Assets Under Management AUM

Why AMC shares are at rock bottom

With net assets under management (AUM) up 12.6% to ₹37.22 crore and the number of mutual fund folios at an all-time high of 13.33 crore, the mutual fund industry in India seems to be at its highest. Yet why are shares of all listed asset management companies down more than 40% from their 52-week highs, much worse than the nearly 13% lost by the Sensex?

Slower-than-industry growth for major players, declining returns and a growing shift towards passively managed funds where AMCs charge lower fees, seem to be the reasons.

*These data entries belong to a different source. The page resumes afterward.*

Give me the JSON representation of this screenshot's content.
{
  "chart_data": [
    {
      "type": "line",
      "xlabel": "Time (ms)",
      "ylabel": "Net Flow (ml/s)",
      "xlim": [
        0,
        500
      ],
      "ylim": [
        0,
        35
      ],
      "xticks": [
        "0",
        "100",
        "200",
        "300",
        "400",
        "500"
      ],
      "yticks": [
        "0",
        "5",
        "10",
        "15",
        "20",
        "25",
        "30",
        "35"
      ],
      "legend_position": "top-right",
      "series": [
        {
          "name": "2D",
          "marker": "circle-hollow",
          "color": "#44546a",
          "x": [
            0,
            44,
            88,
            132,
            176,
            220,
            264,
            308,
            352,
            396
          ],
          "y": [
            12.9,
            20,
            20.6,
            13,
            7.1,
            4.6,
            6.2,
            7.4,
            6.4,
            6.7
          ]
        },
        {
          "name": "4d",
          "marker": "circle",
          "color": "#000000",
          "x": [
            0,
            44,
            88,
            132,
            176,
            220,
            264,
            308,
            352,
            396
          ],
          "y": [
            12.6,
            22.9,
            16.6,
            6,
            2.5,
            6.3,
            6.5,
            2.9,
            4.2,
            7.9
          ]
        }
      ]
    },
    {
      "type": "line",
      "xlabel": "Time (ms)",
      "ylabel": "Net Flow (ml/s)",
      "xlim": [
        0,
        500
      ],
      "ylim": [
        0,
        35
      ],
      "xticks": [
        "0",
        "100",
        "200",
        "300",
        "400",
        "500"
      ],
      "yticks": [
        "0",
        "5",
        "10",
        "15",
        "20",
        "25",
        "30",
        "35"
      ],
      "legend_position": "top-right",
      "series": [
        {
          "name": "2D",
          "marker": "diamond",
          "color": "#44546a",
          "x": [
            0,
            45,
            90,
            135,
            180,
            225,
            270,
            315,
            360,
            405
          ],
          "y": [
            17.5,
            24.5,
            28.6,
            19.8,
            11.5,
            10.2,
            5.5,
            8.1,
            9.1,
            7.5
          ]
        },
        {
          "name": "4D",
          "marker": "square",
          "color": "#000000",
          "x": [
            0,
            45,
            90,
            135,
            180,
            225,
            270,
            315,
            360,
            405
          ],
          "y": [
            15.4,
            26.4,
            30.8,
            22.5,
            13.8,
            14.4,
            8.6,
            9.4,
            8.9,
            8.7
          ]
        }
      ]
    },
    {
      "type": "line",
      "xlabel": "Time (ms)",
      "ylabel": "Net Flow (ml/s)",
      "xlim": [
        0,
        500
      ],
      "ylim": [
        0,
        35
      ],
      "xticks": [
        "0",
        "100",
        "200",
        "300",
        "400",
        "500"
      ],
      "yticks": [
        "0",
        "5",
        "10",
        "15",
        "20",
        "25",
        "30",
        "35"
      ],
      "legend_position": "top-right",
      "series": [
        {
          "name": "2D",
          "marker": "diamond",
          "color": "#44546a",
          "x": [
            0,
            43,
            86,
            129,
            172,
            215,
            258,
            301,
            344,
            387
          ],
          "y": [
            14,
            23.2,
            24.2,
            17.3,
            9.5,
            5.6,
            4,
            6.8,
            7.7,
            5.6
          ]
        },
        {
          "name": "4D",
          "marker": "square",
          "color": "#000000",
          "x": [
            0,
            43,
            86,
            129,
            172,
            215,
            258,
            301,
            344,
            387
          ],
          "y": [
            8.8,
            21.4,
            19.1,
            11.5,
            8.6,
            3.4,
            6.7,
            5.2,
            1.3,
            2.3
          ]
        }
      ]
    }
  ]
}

Slow growth, loss of market share

Previously, as the MF industry went through consolidation, major AMCs grew faster than their smaller rivals. But that has changed over the past 3 years from FY19 to FY22, with all four listed AMCs seeing their AUMs grow more slowly than the industry average. FY19 was the year the dust settled at AMCs across India after regulator SEBI introduced new category standards and a reshuffling of portfolios followed.

While the MF industry as a whole grew 16% YoY from FY2019 to FY22, HDFC MF (8%), Nippon MF (7%), ABSL MF (6%) and UTI MF (12%) underperformed the industry in terms of AUM growth. In comparison, unlisted AMCs such as SBI, Kotak Mahindra, Axis and IDFC have increased MF assets by 20-40%. As a result, listed portfolio management companies also lost market share. For example, HDFC AMC’s fourth quarter market share in closing assets declined 80 basis points quarter-on-quarter (qoq) to 10.8%.

“Active equity market share fell 10 basis points quarter-over-quarter to 11.3%, and debt market share fell 100 basis points quarter-over-quarter to 13.8%. During the quarter, the number of unique investors increased by about 2% year-on-year…, below the sector’s 10% growth,” said JP Morgan analysts who have a “neutral” rating. ” on the action.

Lower yields

Portfolio management companies derive their income from the management fees they charge investors. This makes yield, which is income from assets under management, a key metric to track. Yields on all four AMC-listed stocks have been under pressure or stagnant lately. Factors such as SEBI, which imposes much lower total expense ratio limits for larger funds, and a higher proportion of passive products in the portfolio composition played a role in compressing returns.

HDFC AMC’s fourth quarter performance was flat at 50 basis points. In the case of Nippon Life, the decline in returns was mainly due to a reduction in the TER (total expense ratio) of a few funds due to an increase in size, a higher trailing commission and a increased competition, according to a research report by ICICIDirect. For UTI AMC, analysts at JM Financial said management continued to guide the pressure on higher yields due to the replacement of existing stock AUMs with new low-yielding streams and an increase in the proportion of ETFs. , index fund assets.

Gains on the slow lane

With slower asset growth and pressure on yields, the earnings growth heavyweight for AMC shares has also slowed. In the case of some of the publicly traded AMC stocks, the strong earnings growth seen from FY2018 to FY20 appears to be a thing of the past. HDFC AMC has reported earnings growth of 30% in successive years, but this has slowed to single digits in FY21 and 22. In the case of UTI AMC, earnings growth trends have been unequal. AMC saw its earnings drop slightly in FY19 and suffer a 20% reduction in FY20. Subsequently, AMC experienced 80% growth in FY21 before that pace slowed to 8% in FY22.

A combination of the above factors and investors’ tilt towards passive funds weighed on AMC’s valuations. With over ₹5.3 million in assets in FY22, passive funds now make up around 14% of the industry pie. While much of the passive fund inflows previously came from flows from the Employees Provident Fund (EPF), cost-conscious investors have also joined the bandwagon lately. This means lower revenue for AMCs overall. Typically, passively managed funds charge a fraction of the TER of actively managed funds. SBI MF is the dominant player in liabilities, followed by Edelweiss MF, UTI MF, Nippon India MF and ICICI Pru MF. HDFC MF and ABSL MF are marginal players in the passive space.

Of course, AMC assets and returns are also highly sensitive to stock and bond price movements. With stock and bond markets now in corrective mode, growing assets and yields can be a daunting task.